Lawther’s task is more difficult since James wanders through life in a state of near-catatonia. His action is almost all internal, which is not to say it’s abstract navel-gazing. The opening scene has James musing on his growth as a psycho-killer, how he started with the neighbor’s cat, honed his craft and now that he’s 17 feels it’s time to graduate to humans.

As this suggests, he’s a natural for the lead in a comedy series.

Alyssa isn’t that unhinged, but like James, she feels detached from high school and most of the world around her. She approaches James in a moment of maximum misanthropy, and the rest of their adventure falls into place through random events that quickly escalate way beyond anything they planned or envisioned.
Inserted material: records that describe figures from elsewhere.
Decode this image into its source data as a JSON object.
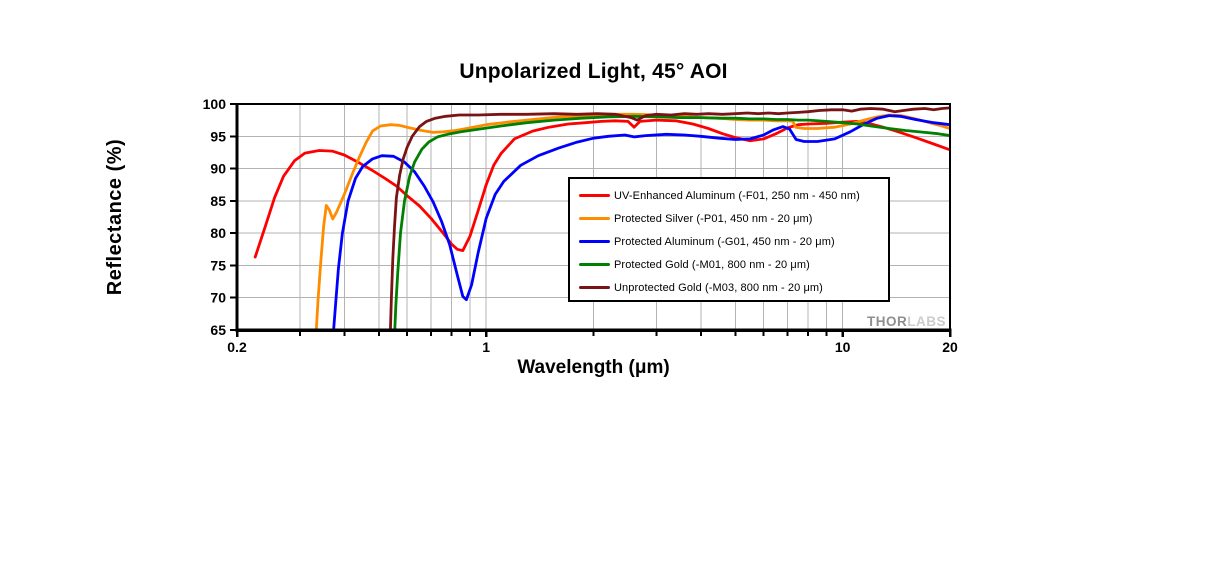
{
  "chart": {
    "title": "Unpolarized Light, 45° AOI",
    "xlabel": "Wavelength (μm)",
    "ylabel": "Reflectance (%)",
    "watermark_bold": "THOR",
    "watermark_light": "LABS"
  },
  "chart_data": {
    "type": "line",
    "title": "Unpolarized Light, 45° AOI",
    "xlabel": "Wavelength (μm)",
    "ylabel": "Reflectance (%)",
    "x_scale": "log",
    "xlim": [
      0.2,
      20
    ],
    "ylim": [
      65,
      100
    ],
    "grid": true,
    "grid_color": "#b3b3b3",
    "axis_color": "#000000",
    "x_ticks_labeled": [
      "0.2",
      "1",
      "10",
      "20"
    ],
    "x_gridlines": [
      0.3,
      0.4,
      0.5,
      0.6,
      0.7,
      0.8,
      0.9,
      1,
      2,
      3,
      4,
      5,
      6,
      7,
      8,
      9,
      10,
      20
    ],
    "y_ticks": [
      65,
      70,
      75,
      80,
      85,
      90,
      95,
      100
    ],
    "legend_position": "inside-right-middle",
    "series": [
      {
        "name": "UV-Enhanced Aluminum (-F01, 250 nm - 450 nm)",
        "color": "#ff0000",
        "points": [
          [
            0.225,
            76.3
          ],
          [
            0.24,
            81.0
          ],
          [
            0.255,
            85.5
          ],
          [
            0.27,
            88.8
          ],
          [
            0.29,
            91.2
          ],
          [
            0.31,
            92.4
          ],
          [
            0.34,
            92.8
          ],
          [
            0.37,
            92.7
          ],
          [
            0.4,
            92.1
          ],
          [
            0.44,
            90.9
          ],
          [
            0.48,
            89.7
          ],
          [
            0.52,
            88.5
          ],
          [
            0.56,
            87.3
          ],
          [
            0.6,
            85.8
          ],
          [
            0.65,
            84.2
          ],
          [
            0.7,
            82.3
          ],
          [
            0.75,
            80.3
          ],
          [
            0.8,
            78.3
          ],
          [
            0.83,
            77.5
          ],
          [
            0.86,
            77.3
          ],
          [
            0.9,
            79.5
          ],
          [
            0.95,
            83.5
          ],
          [
            1.0,
            87.5
          ],
          [
            1.05,
            90.5
          ],
          [
            1.1,
            92.3
          ],
          [
            1.2,
            94.6
          ],
          [
            1.35,
            95.8
          ],
          [
            1.5,
            96.4
          ],
          [
            1.7,
            96.9
          ],
          [
            1.9,
            97.1
          ],
          [
            2.1,
            97.3
          ],
          [
            2.3,
            97.4
          ],
          [
            2.5,
            97.3
          ],
          [
            2.6,
            96.4
          ],
          [
            2.7,
            97.3
          ],
          [
            3.0,
            97.5
          ],
          [
            3.4,
            97.4
          ],
          [
            3.8,
            96.9
          ],
          [
            4.2,
            96.2
          ],
          [
            4.6,
            95.4
          ],
          [
            5.0,
            94.8
          ],
          [
            5.5,
            94.3
          ],
          [
            6.0,
            94.6
          ],
          [
            6.5,
            95.4
          ],
          [
            7.0,
            96.3
          ],
          [
            7.5,
            96.8
          ],
          [
            8.0,
            96.9
          ],
          [
            9.0,
            97.0
          ],
          [
            10.0,
            97.2
          ],
          [
            11.0,
            97.3
          ],
          [
            12.0,
            96.9
          ],
          [
            13.0,
            96.4
          ],
          [
            14.5,
            95.6
          ],
          [
            16.0,
            94.8
          ],
          [
            18.0,
            93.8
          ],
          [
            20.0,
            92.9
          ]
        ]
      },
      {
        "name": "Protected Silver (-P01, 450 nm - 20 μm)",
        "color": "#ff8c00",
        "points": [
          [
            0.333,
            64
          ],
          [
            0.338,
            70
          ],
          [
            0.344,
            76
          ],
          [
            0.35,
            81
          ],
          [
            0.356,
            84.3
          ],
          [
            0.363,
            83.6
          ],
          [
            0.371,
            82.2
          ],
          [
            0.38,
            83.2
          ],
          [
            0.4,
            86.0
          ],
          [
            0.42,
            89.0
          ],
          [
            0.44,
            91.7
          ],
          [
            0.46,
            94.0
          ],
          [
            0.48,
            95.8
          ],
          [
            0.505,
            96.6
          ],
          [
            0.54,
            96.8
          ],
          [
            0.57,
            96.7
          ],
          [
            0.61,
            96.3
          ],
          [
            0.66,
            95.9
          ],
          [
            0.71,
            95.6
          ],
          [
            0.76,
            95.7
          ],
          [
            0.82,
            95.9
          ],
          [
            0.9,
            96.3
          ],
          [
            1.0,
            96.8
          ],
          [
            1.15,
            97.2
          ],
          [
            1.35,
            97.6
          ],
          [
            1.6,
            98.0
          ],
          [
            1.9,
            98.2
          ],
          [
            2.2,
            98.4
          ],
          [
            2.6,
            98.4
          ],
          [
            3.0,
            98.3
          ],
          [
            3.5,
            98.1
          ],
          [
            4.0,
            97.9
          ],
          [
            4.5,
            97.8
          ],
          [
            5.0,
            97.6
          ],
          [
            5.5,
            97.5
          ],
          [
            6.0,
            97.5
          ],
          [
            6.5,
            97.4
          ],
          [
            7.0,
            97.4
          ],
          [
            7.25,
            97.3
          ],
          [
            7.38,
            96.4
          ],
          [
            7.8,
            96.2
          ],
          [
            8.5,
            96.2
          ],
          [
            9.5,
            96.4
          ],
          [
            10.5,
            96.9
          ],
          [
            11.5,
            97.5
          ],
          [
            12.5,
            98.0
          ],
          [
            13.5,
            98.3
          ],
          [
            14.6,
            98.2
          ],
          [
            16.0,
            97.7
          ],
          [
            17.5,
            97.1
          ],
          [
            19.0,
            96.6
          ],
          [
            20.0,
            96.2
          ]
        ]
      },
      {
        "name": "Protected Aluminum (-G01, 450 nm - 20 μm)",
        "color": "#0000ff",
        "points": [
          [
            0.372,
            64
          ],
          [
            0.378,
            69
          ],
          [
            0.385,
            74.5
          ],
          [
            0.395,
            80
          ],
          [
            0.41,
            85
          ],
          [
            0.43,
            88.5
          ],
          [
            0.45,
            90.3
          ],
          [
            0.48,
            91.5
          ],
          [
            0.51,
            92.0
          ],
          [
            0.55,
            91.9
          ],
          [
            0.59,
            91.0
          ],
          [
            0.63,
            89.5
          ],
          [
            0.67,
            87.3
          ],
          [
            0.71,
            84.8
          ],
          [
            0.75,
            81.8
          ],
          [
            0.79,
            78.2
          ],
          [
            0.83,
            73.5
          ],
          [
            0.86,
            70.2
          ],
          [
            0.88,
            69.7
          ],
          [
            0.91,
            72.0
          ],
          [
            0.95,
            77.0
          ],
          [
            1.0,
            82.3
          ],
          [
            1.06,
            86.0
          ],
          [
            1.12,
            88.0
          ],
          [
            1.25,
            90.5
          ],
          [
            1.4,
            92.0
          ],
          [
            1.6,
            93.2
          ],
          [
            1.8,
            94.1
          ],
          [
            2.0,
            94.7
          ],
          [
            2.2,
            95.0
          ],
          [
            2.45,
            95.2
          ],
          [
            2.6,
            94.9
          ],
          [
            2.8,
            95.1
          ],
          [
            3.2,
            95.3
          ],
          [
            3.6,
            95.2
          ],
          [
            4.0,
            95.0
          ],
          [
            4.5,
            94.7
          ],
          [
            5.0,
            94.5
          ],
          [
            5.5,
            94.6
          ],
          [
            6.0,
            95.2
          ],
          [
            6.4,
            96.0
          ],
          [
            6.8,
            96.5
          ],
          [
            7.1,
            96.1
          ],
          [
            7.4,
            94.5
          ],
          [
            7.8,
            94.2
          ],
          [
            8.5,
            94.2
          ],
          [
            9.5,
            94.6
          ],
          [
            10.5,
            95.7
          ],
          [
            11.5,
            96.9
          ],
          [
            12.5,
            97.8
          ],
          [
            13.5,
            98.2
          ],
          [
            14.5,
            98.1
          ],
          [
            16.0,
            97.6
          ],
          [
            18.0,
            97.1
          ],
          [
            20.0,
            96.8
          ]
        ]
      },
      {
        "name": "Protected Gold (-M01, 800 nm - 20 μm)",
        "color": "#008000",
        "points": [
          [
            0.553,
            64
          ],
          [
            0.558,
            69
          ],
          [
            0.565,
            74
          ],
          [
            0.575,
            80
          ],
          [
            0.59,
            85
          ],
          [
            0.61,
            88.8
          ],
          [
            0.63,
            91.0
          ],
          [
            0.66,
            93.0
          ],
          [
            0.69,
            94.1
          ],
          [
            0.73,
            94.9
          ],
          [
            0.78,
            95.3
          ],
          [
            0.85,
            95.7
          ],
          [
            0.95,
            96.1
          ],
          [
            1.1,
            96.6
          ],
          [
            1.3,
            97.1
          ],
          [
            1.55,
            97.5
          ],
          [
            1.85,
            97.8
          ],
          [
            2.2,
            98.0
          ],
          [
            2.6,
            98.1
          ],
          [
            3.0,
            98.0
          ],
          [
            3.5,
            97.9
          ],
          [
            4.0,
            97.9
          ],
          [
            4.5,
            97.8
          ],
          [
            5.0,
            97.8
          ],
          [
            5.5,
            97.7
          ],
          [
            6.0,
            97.7
          ],
          [
            6.5,
            97.6
          ],
          [
            7.0,
            97.6
          ],
          [
            7.5,
            97.5
          ],
          [
            8.0,
            97.5
          ],
          [
            9.0,
            97.3
          ],
          [
            10.0,
            97.1
          ],
          [
            11.0,
            96.9
          ],
          [
            12.0,
            96.6
          ],
          [
            13.5,
            96.2
          ],
          [
            15.0,
            95.9
          ],
          [
            17.0,
            95.6
          ],
          [
            18.5,
            95.4
          ],
          [
            20.0,
            95.1
          ]
        ]
      },
      {
        "name": "Unprotected Gold (-M03, 800 nm - 20 μm)",
        "color": "#7a1414",
        "points": [
          [
            0.538,
            64
          ],
          [
            0.542,
            70
          ],
          [
            0.547,
            76
          ],
          [
            0.553,
            81
          ],
          [
            0.56,
            85.5
          ],
          [
            0.572,
            89.0
          ],
          [
            0.585,
            91.5
          ],
          [
            0.6,
            93.3
          ],
          [
            0.62,
            95.0
          ],
          [
            0.65,
            96.5
          ],
          [
            0.68,
            97.3
          ],
          [
            0.72,
            97.8
          ],
          [
            0.77,
            98.1
          ],
          [
            0.84,
            98.3
          ],
          [
            0.95,
            98.3
          ],
          [
            1.1,
            98.4
          ],
          [
            1.3,
            98.4
          ],
          [
            1.55,
            98.5
          ],
          [
            1.8,
            98.4
          ],
          [
            2.05,
            98.5
          ],
          [
            2.3,
            98.4
          ],
          [
            2.55,
            97.9
          ],
          [
            2.65,
            97.5
          ],
          [
            2.8,
            98.2
          ],
          [
            3.0,
            98.4
          ],
          [
            3.3,
            98.3
          ],
          [
            3.6,
            98.5
          ],
          [
            3.9,
            98.4
          ],
          [
            4.2,
            98.5
          ],
          [
            4.6,
            98.4
          ],
          [
            5.0,
            98.5
          ],
          [
            5.4,
            98.6
          ],
          [
            5.8,
            98.5
          ],
          [
            6.2,
            98.6
          ],
          [
            6.6,
            98.5
          ],
          [
            7.0,
            98.6
          ],
          [
            7.5,
            98.7
          ],
          [
            8.0,
            98.8
          ],
          [
            8.6,
            99.0
          ],
          [
            9.3,
            99.1
          ],
          [
            10.0,
            99.1
          ],
          [
            10.6,
            98.9
          ],
          [
            11.2,
            99.2
          ],
          [
            12.0,
            99.3
          ],
          [
            13.0,
            99.2
          ],
          [
            14.0,
            98.8
          ],
          [
            14.8,
            99.0
          ],
          [
            15.8,
            99.2
          ],
          [
            17.0,
            99.3
          ],
          [
            18.0,
            99.1
          ],
          [
            19.0,
            99.3
          ],
          [
            20.0,
            99.4
          ]
        ]
      }
    ]
  },
  "layout_note": "Reflectance vs wavelength plot, log x-axis, legend inside plot, THORLABS watermark bottom-right"
}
Alyssa feels trapped at home because her mother, whom she used to like, got divorced and then married Tony, a sleazy guy who’s a little too hands-on. Alyssa now has twin half-siblings she’s expected to help babysit and doesn’t dislike the kids. She just feels like she’s stuck on a one-way street in a dead-end town.

Her main escape is her father, with whom her only contact since he left nine years ago is that he sends her an annual birthday card. Those cards become her escape, the blank slate onto which she can project all the exotic thrills and fun her tangible life lacks.

James lives with his father, a sort of jovial idiot who has no idea what to do with his silent son. James gets along with the rest of the world, his father included, by nodding a lot.

His attraction to Alyssa – this is the premise, not a spoiler – is that she might be a good person to kill.

As comic fodder, it just keeps getting better, right?

So he starts hanging around with her, and when she suggests they take his father’s car and run away, he nods.

At first, they have no idea what to do or where to go, except they want to liberate themselves from this awful town and its dull wooden people. This turns them into a teeny-tiny version of Bonnie and Clyde, and we know from the original Bonnie and Clyde that things can and will escalate.

As they do, Alyssa makes the decision we’d expected all along. She’s going to find Daddy. James nods. Of course.

By this point, The End of The F***ing World could go in a hundred directions, most of them sideways, and if you like your comedy dark, or black, you’ll want to stay for the ride.

Episodes run in the 18- to 22-minute range, and they go by fast, always a good sign. Our two main characters are way too lost to bring it all back home in any easy or timely fashion, but we like them enough that we just hope whatever they find won’t all seem too cruel.